Though widely lamenting Le Pen's success, many European analysts blame the mainstream candidates--Chirac and Jospin--for failing to address voters' worries and allowing Le Pen to set the agenda.

"Jospin let himself be drawn into a campaign about 'internal security,' and on that issue drifted so close to the right that there was hardly any difference between their views," said Martin Koopmann, an analyst with Berlin's Society for Foreign Policy think tank. "This certainly damaged him, as voters in France--as in Germany--will always choose the original over the copy."

Crime is relatively low in most areas of Europe in comparison with the United States. Unemployment, although in double digits in Germany, is due more to rigid government labor regulation than an influx of cheap immigrant workers. Still, politicians such as Le Pen have manipulated those issues to convince voters that they are under threat from the foreigners among them.

"The current situation can't be compared to the 1930s, as one must see from the economic data that France is in a rather good position," Koopmann argued.

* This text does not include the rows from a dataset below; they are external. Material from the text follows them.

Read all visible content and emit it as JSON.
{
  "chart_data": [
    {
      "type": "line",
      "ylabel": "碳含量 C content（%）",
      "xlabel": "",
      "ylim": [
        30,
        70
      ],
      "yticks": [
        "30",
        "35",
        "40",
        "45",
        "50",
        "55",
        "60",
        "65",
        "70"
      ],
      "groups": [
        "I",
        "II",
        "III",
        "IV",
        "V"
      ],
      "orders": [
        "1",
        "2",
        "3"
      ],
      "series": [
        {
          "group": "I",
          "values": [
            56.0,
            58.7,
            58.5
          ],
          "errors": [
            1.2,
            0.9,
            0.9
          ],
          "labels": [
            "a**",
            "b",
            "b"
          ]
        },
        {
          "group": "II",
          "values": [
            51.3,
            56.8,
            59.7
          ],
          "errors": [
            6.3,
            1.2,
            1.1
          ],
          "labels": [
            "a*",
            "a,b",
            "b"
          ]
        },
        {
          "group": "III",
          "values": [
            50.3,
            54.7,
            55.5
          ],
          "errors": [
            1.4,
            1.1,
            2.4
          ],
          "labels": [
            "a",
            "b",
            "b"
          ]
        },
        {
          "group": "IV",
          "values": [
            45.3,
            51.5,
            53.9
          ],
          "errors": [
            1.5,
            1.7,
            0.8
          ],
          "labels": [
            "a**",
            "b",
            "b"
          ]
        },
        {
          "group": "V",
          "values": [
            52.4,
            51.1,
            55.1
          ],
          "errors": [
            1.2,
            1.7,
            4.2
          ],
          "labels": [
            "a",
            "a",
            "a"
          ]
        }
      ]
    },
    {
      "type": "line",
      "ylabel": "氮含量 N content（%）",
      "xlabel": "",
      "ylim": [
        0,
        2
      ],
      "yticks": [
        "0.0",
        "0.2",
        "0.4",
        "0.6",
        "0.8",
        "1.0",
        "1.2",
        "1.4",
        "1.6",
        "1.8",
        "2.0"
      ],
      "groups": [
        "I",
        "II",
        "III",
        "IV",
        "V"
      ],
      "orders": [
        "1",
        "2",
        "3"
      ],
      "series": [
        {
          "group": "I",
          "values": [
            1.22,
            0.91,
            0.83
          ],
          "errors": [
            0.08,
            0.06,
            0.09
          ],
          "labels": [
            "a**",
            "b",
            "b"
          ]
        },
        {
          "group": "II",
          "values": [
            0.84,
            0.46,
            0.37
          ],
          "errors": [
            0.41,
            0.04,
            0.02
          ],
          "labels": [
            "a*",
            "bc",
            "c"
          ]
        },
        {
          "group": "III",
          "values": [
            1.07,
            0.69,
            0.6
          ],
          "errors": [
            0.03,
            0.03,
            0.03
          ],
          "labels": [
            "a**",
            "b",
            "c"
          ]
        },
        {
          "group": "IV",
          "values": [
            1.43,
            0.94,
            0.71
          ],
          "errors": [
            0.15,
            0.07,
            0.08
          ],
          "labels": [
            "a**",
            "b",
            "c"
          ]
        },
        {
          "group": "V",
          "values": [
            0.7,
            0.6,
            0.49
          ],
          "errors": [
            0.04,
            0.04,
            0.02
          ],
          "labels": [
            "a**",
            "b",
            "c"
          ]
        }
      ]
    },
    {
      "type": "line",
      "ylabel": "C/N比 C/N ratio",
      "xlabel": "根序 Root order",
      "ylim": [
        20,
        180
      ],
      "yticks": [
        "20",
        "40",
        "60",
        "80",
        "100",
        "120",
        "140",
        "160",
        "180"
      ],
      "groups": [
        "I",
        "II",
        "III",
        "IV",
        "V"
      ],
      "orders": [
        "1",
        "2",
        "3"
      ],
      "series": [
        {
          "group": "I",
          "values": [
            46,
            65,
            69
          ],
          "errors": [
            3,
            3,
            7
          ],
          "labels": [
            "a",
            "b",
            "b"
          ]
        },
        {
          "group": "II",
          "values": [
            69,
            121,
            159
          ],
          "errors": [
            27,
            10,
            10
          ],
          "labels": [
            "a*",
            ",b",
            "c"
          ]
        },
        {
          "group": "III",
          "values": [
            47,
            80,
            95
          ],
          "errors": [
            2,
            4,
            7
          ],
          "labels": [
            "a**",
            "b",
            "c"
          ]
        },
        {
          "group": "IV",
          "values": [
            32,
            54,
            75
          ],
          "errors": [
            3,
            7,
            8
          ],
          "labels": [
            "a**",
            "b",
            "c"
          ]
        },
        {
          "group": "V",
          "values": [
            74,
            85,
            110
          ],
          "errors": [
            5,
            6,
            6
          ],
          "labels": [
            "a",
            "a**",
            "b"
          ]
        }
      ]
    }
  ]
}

But others felt an ominous hint of recognition in the drift to the right. In Greece, where fascist occupation during World War II left deep scars on the national psyche, the daily Ta Nea wrote that "Europe freezes as fascism rises" and likened the spread of far-right influence to "resurrection of the vampire" that drained the continent's lifeblood during the Holocaust.

Greek government spokesman Christos Protopappas told the Eleftherotypia newspaper that Le Pen's showing represented "a danger for democracy, social cohesion and the prospects for Europe."

Franco Pavoncello, a professor at Rome's John Cabot University, argued that today's right-wing threat bears little resemblance to the one that gave rise to fascism.

"I don't see here Mussolini and Hitler," Pavoncello said of modern European nationalists, although he conceded that anti-immigrant sentiments are a genuine problem.

In Israel, where the legacy of the Holocaust serves to keep many attuned to emerging threats in Europe, Interior Minister Eli Yishai warned Jews across Europe about the risks of complacency in the face of growing anti-Semitism. He urged French Jews to emigrate to Israel, arguing that Le Pen's strong showing was "an expression of the anti-Semitic processes and attempts at Holocaust denial that are taking place not only in France but all throughout Europe."